Here’s much of what I know or believe about speech recognition:
- Most major independent commercial speech recognition efforts have wound up being merged into Nuance Communications. That goes for both desktop and server-side stuff. None was doing particularly well before its respective merger.
- A folk dance buddy (Jonathan Young, once of Dragon Systems) taught me the essential principle of developing speech recognition systems, which probably applies more broadly to other language-understanding technologies as well: “How do you make a good speech recognition product? You start with a bad one and keep incrementally improving it.”
- Linda tells me that a lot of novelists use dictation software, to reduce repetitive strain from typing. However, this often leads to repetitive use strains on their throats. I don’t know whether it makes a difference if one uses better microphones, talks more softly, and/or has access to software that is less demanding of carefully enunciated gaps between each word.
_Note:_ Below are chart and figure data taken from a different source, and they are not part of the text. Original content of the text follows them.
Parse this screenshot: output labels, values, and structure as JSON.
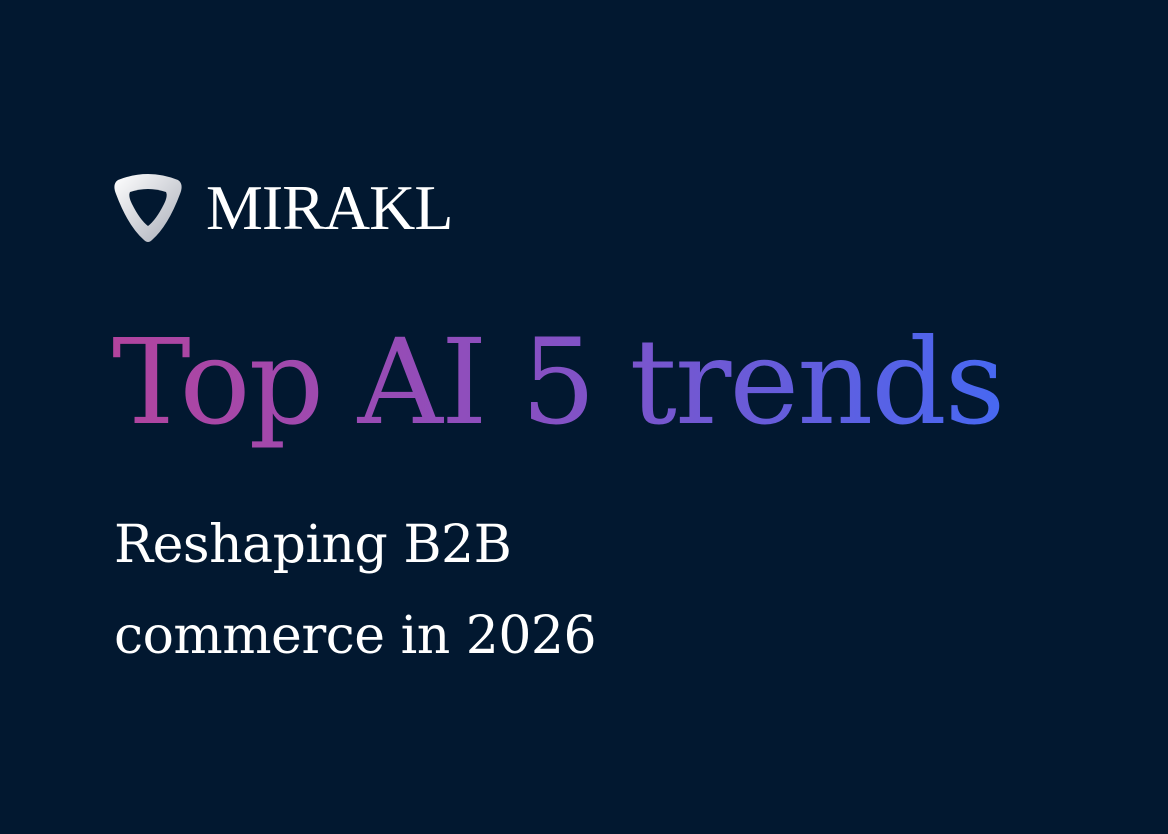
{
  "brand": {
    "name": "MIRAKL"
  },
  "headline": "Top AI 5 trends",
  "subtitle": {
    "line1": "Reshaping B2B",
    "line2": "commerce in 2026"
  },
  "colors": {
    "background": "#021830",
    "gradient_start": "#b2449e",
    "gradient_end": "#4768f2",
    "text": "#ffffff"
  }
}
- Perhaps due to accuracy concerns, and perhaps also due to concern about noise pollution in the workplace, ordinary computer control via voice is rare. Most applications focus on specialized-circumstance dictation (hands-free, disabled users, users who are being harmed by typing, etc.) or telephone interaction.
- Rich semantic technology isn’t yet used in speech recognition to nearly the extent it is in text search/mining/analytics. The grammar in speech recognition systems is primitive at best. And while there may be some hand-built semantic networks with small numbers of nodes, ala Sybase AnswersAnywhere, nobody’s ever hooked up (say) a WordNet equivalent or a good entity-extraction engine as part of a mainstream commercial speech recognition product. (Please correct me if I’m wrong about this part!)
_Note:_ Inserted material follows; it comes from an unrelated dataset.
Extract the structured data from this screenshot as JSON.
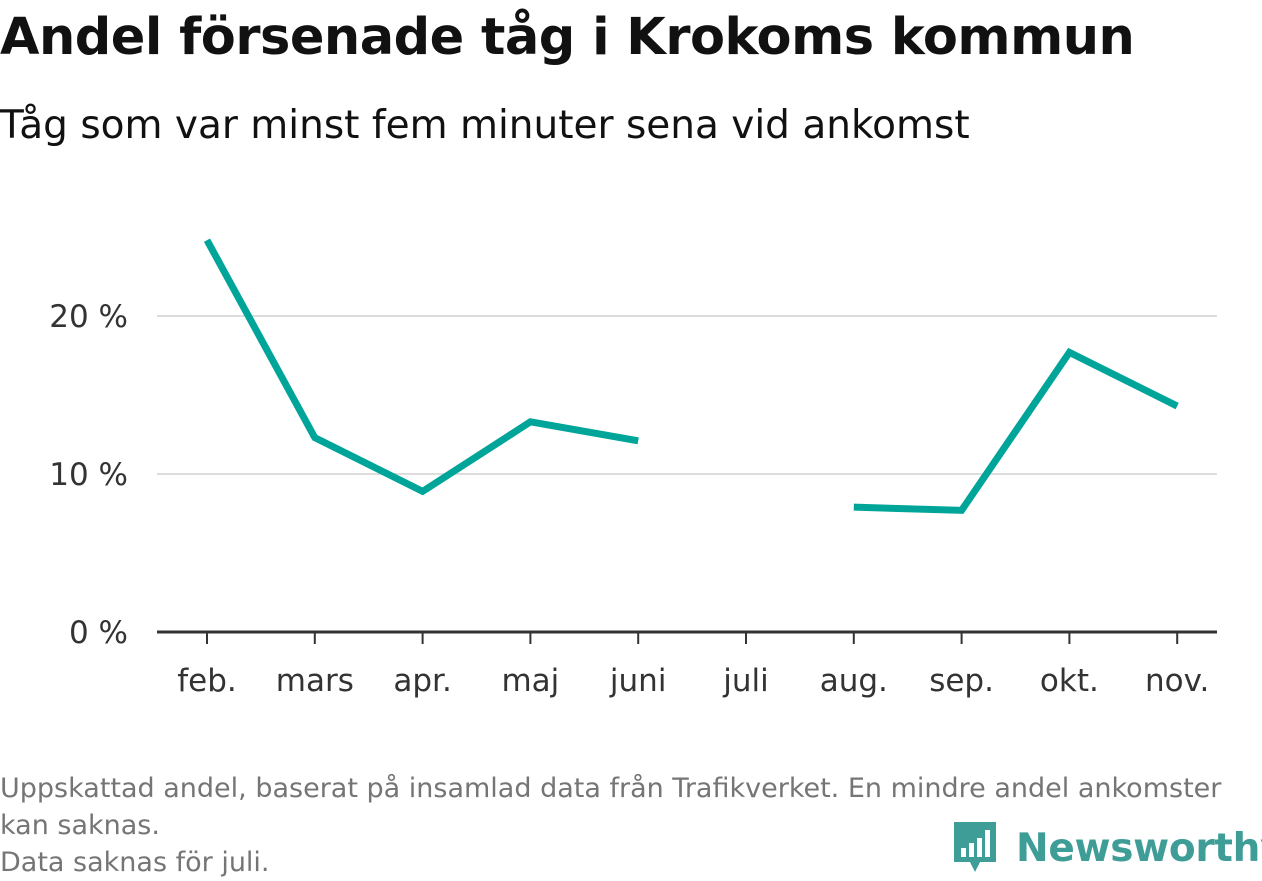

- There are real challenges in voice recognition via remote microphones in small enclosed places (e.g., automobiles), especially when noisy. But wearing headsets while driving is generally frowned on by the traffic police. EDIT: It seems that those challenges are being overcome.
- Overall, I can’t think of anything wrong in this Wikipedia article on Dragon NaturallySpeaking. That said, the article is a bit sloppy, so I’d encourage people to see if they can edit it a bit and spruce it up.
Any thoughts? In particular, what version of Dragon NaturallySpeaking or a competitive product should Linda use, and why?